Medical, surgical or other medical attention or treatment is included, whether the event concerns an accident or an illness. Through public demand most companies have included dangerous winter sports in their policies such as leisure ski activities.
A comprehensive travel insurance package should include, over and above medical cover, cancelling or cutting the trip short, accident and personal liability.
Some policies also include loss or damage to baggage in the basic package. This is not absolutely necessary because many people are covered in terms of their all-risk policies. Increased medical cover is also sometimes put down as an optional extra.
For example, the cost for a basic package per individual for a 30-day trip to the US ranges from R75 (Travelsure from Protea Assurance) to R291 (Rennies). The total value of cover of the former though is R272 000, while the latter is worth a hefty R1,7m. Most claims are subject to a R50 excess charge. But the policy from Travel Assistance International has no excess on any medical claims.
The highlight of travel insurance is the availability of twenty-four hour ‘assistance organisations’. ‘Assistance’ means added benefits other than purely financial compensation. To access ‘Assistance’, insurance must be purchased from a company that is linked to one of the assistance organisations. There are three available in South Africa.
The first is Asata Travelsure in association with MEDEX International and underwritten by Protea Assurance.
Second is Travel Assistance International (the South African agent of Europ Assistance), underwritten by Standard General, provides its own service. Other companies are able to employ the services of Travel Assistance. It currently acts as an agent for Rennies, American Express Travel Services, American Express gold card, Nedbank, First National Bank and Standard General’s Casavac.
And the third is Assist-Card, which is underwritten by Aegis.
Medical emergency assistance services of the three organisations include:
• a worldwide network comprising hundreds of agents for on-the-spot assistance;
• medical costs paid directly - no claims/formalities necessary;
• organisation of doctor/dentist appointments; and,
• transport by the fastest means - ambulance, helicopter, even aeroplane.
Besides medical help, assistance in financial, legal and technical spheres is also available. Assist-Card, for instance, is prepared to appoint lawyers to defend a person and bail him out of jail if necessary. The company’s services also include the tracing of lost luggage and replacement of tickets and documents. In essence “we offer a hassle-free service”, says George Novis, product manager of Travel Assistance International.
All three assistance organisations claim high success rates not only in selling business, but also in consumer satisfaction. This is a result of several factors.
Betty van Rooyen, travel superintendent of Protea Assurance says it is due to “proven reliability and being financially sound.”
Mr Novis attributes it to the long-standing reputation of Europ Assistance as being dynamic and flexible. Some seemingly attractive policies on the market are those of the major credit card companies. Any person that charges his air ticket to his card is eligible for free travel insurance but these policies are not wholly sufficient. Additional cover should be taken out to supplement the gaps.

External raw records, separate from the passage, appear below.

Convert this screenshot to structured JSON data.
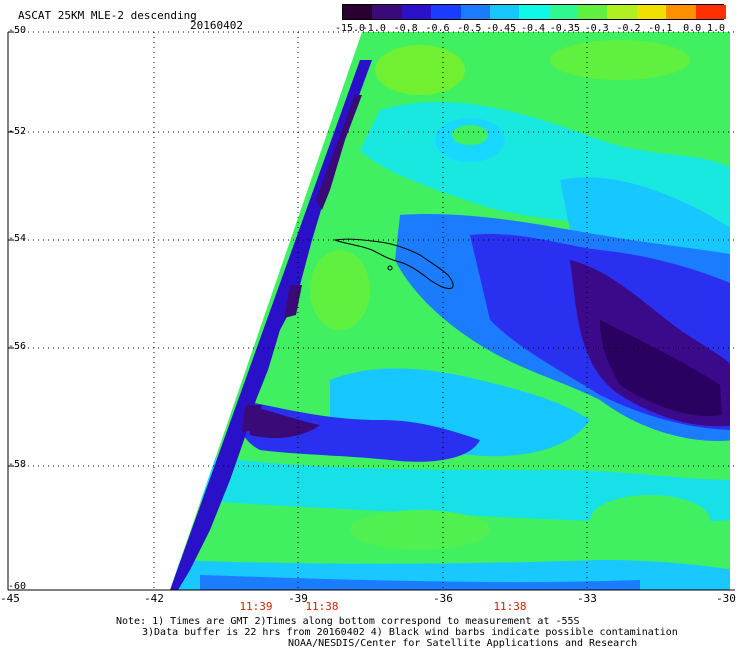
{
  "header": {
    "title": "ASCAT 25KM MLE-2 descending",
    "date": "20160402"
  },
  "colorbar": {
    "labels": [
      "-15.0",
      "-1.0",
      "-0.8",
      "-0.6",
      "-0.5",
      "-0.45",
      "-0.4",
      "-0.35",
      "-0.3",
      "-0.2",
      "-0.1",
      "0.0",
      "1.0"
    ],
    "colors": [
      "#2a0030",
      "#3a0a78",
      "#2a10c8",
      "#1a3cff",
      "#1c7cff",
      "#16c8ff",
      "#10f8e8",
      "#30f890",
      "#60f040",
      "#b0f020",
      "#f0e000",
      "#ff9000",
      "#ff3000"
    ]
  },
  "axes": {
    "lat_labels": [
      "-50",
      "-52",
      "-54",
      "-56",
      "-58",
      "-60"
    ],
    "lon_labels": [
      "-45",
      "-42",
      "-39",
      "-36",
      "-33",
      "-30"
    ],
    "time_labels": [
      "11:39",
      "11:38",
      "11:38"
    ]
  },
  "notes": {
    "line1": "Note: 1) Times are GMT 2)Times along bottom correspond to measurement at -55S",
    "line2": "3)Data buffer is 22 hrs from 20160402 4) Black wind barbs indicate possible contamination",
    "line3": "NOAA/NESDIS/Center for Satellite Applications and Research"
  },
  "palette": {
    "dark_purple": "#3a0a78",
    "blue": "#2a10c8",
    "mid_blue": "#1a3cff",
    "cyan": "#16e0ff",
    "green": "#40f060",
    "bright_green": "#70f030",
    "red_time": "#cc2200"
  }
}
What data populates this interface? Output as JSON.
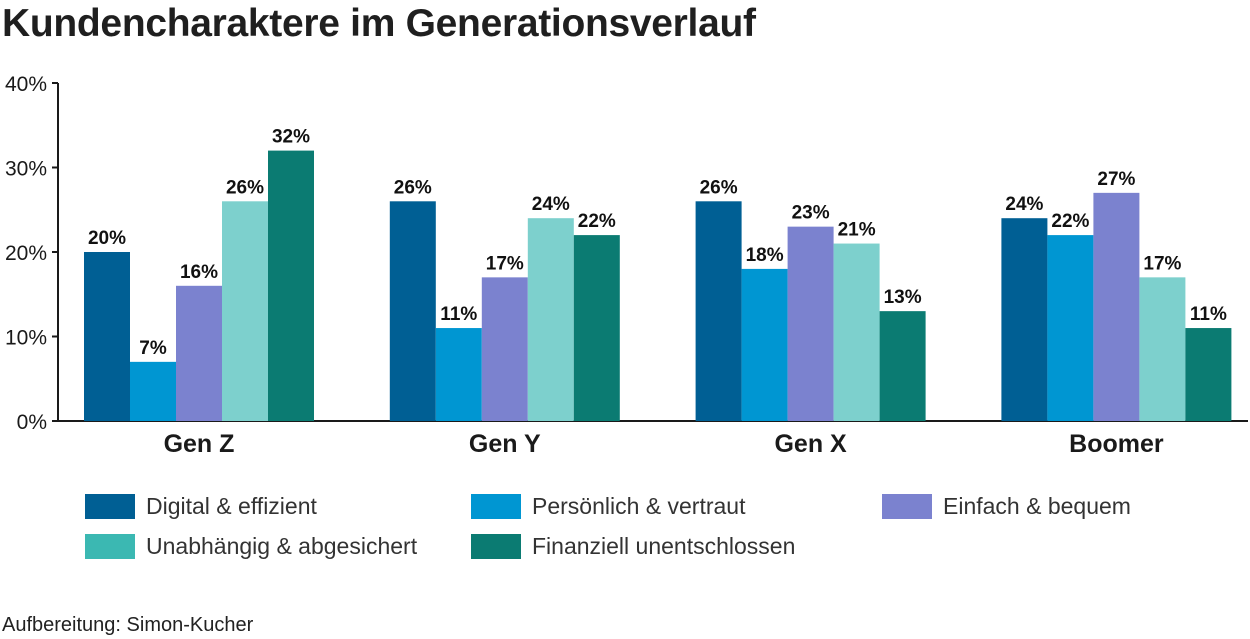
{
  "title": "Kundencharaktere im Generationsverlauf",
  "source": "Aufbereitung: Simon-Kucher",
  "chart_data": {
    "type": "bar",
    "categories": [
      "Gen Z",
      "Gen Y",
      "Gen X",
      "Boomer"
    ],
    "series": [
      {
        "name": "Digital & effizient",
        "color": "#005f94",
        "values": [
          20,
          26,
          26,
          24
        ],
        "labels": [
          "20%",
          "26%",
          "26%",
          "24%"
        ]
      },
      {
        "name": "Persönlich & vertraut",
        "color": "#0096d2",
        "values": [
          7,
          11,
          18,
          22
        ],
        "labels": [
          "7%",
          "11%",
          "18%",
          "22%"
        ]
      },
      {
        "name": "Einfach & bequem",
        "color": "#7b82cf",
        "values": [
          16,
          17,
          23,
          27
        ],
        "labels": [
          "16%",
          "17%",
          "23%",
          "27%"
        ]
      },
      {
        "name": "Unabhängig & abgesichert",
        "color": "#7dd0cd",
        "legend_color": "#3bb8b2",
        "values": [
          26,
          24,
          21,
          17
        ],
        "labels": [
          "26%",
          "24%",
          "21%",
          "17%"
        ]
      },
      {
        "name": "Finanziell unentschlossen",
        "color": "#0b7b72",
        "values": [
          32,
          22,
          13,
          11
        ],
        "labels": [
          "32%",
          "22%",
          "13%",
          "11%"
        ]
      }
    ],
    "ylim": [
      0,
      40
    ],
    "yticks": [
      0,
      10,
      20,
      30,
      40
    ],
    "ytick_labels": [
      "0%",
      "10%",
      "20%",
      "30%",
      "40%"
    ],
    "grid": false,
    "legend_position": "bottom"
  }
}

Diners Club includes medical insurance (no assistance) worth R25 000 and personal accident worth R450 000. On request, a person may purchase a more adequate policy at a cost of R95.

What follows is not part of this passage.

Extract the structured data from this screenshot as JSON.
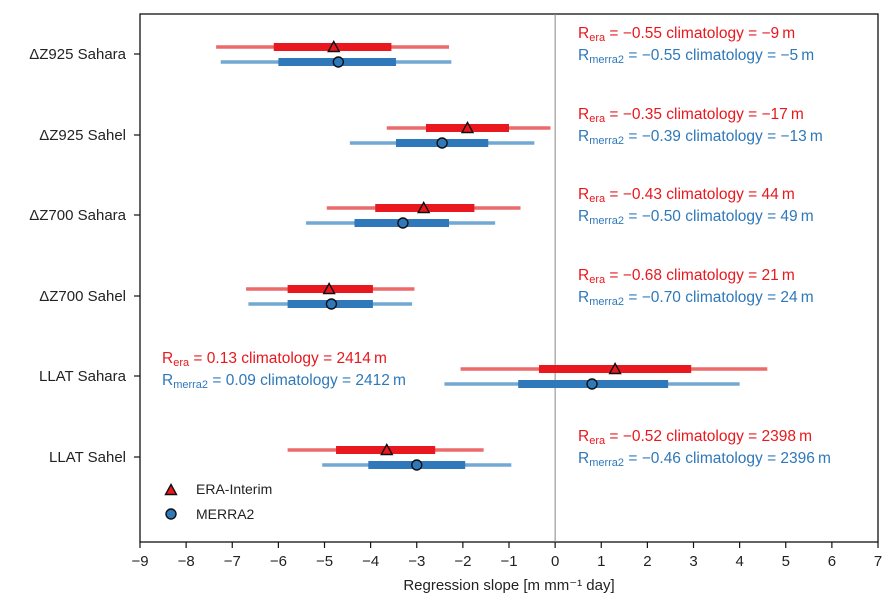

The excess on medical claims is R500 and for baggage R150. The excess at First National Bank’s visa card is R1 000. The most valuable feature of American Express card insurance is its free travel accident cover of R475 000 and its Centurion Cover which is an inconvenience insurance. In the event of delayed flight departure, missed connections, luggage delay or luggage loss, up to R200 can be charged to the company in respect of hotel accommodation and restaurant meals or refreshments.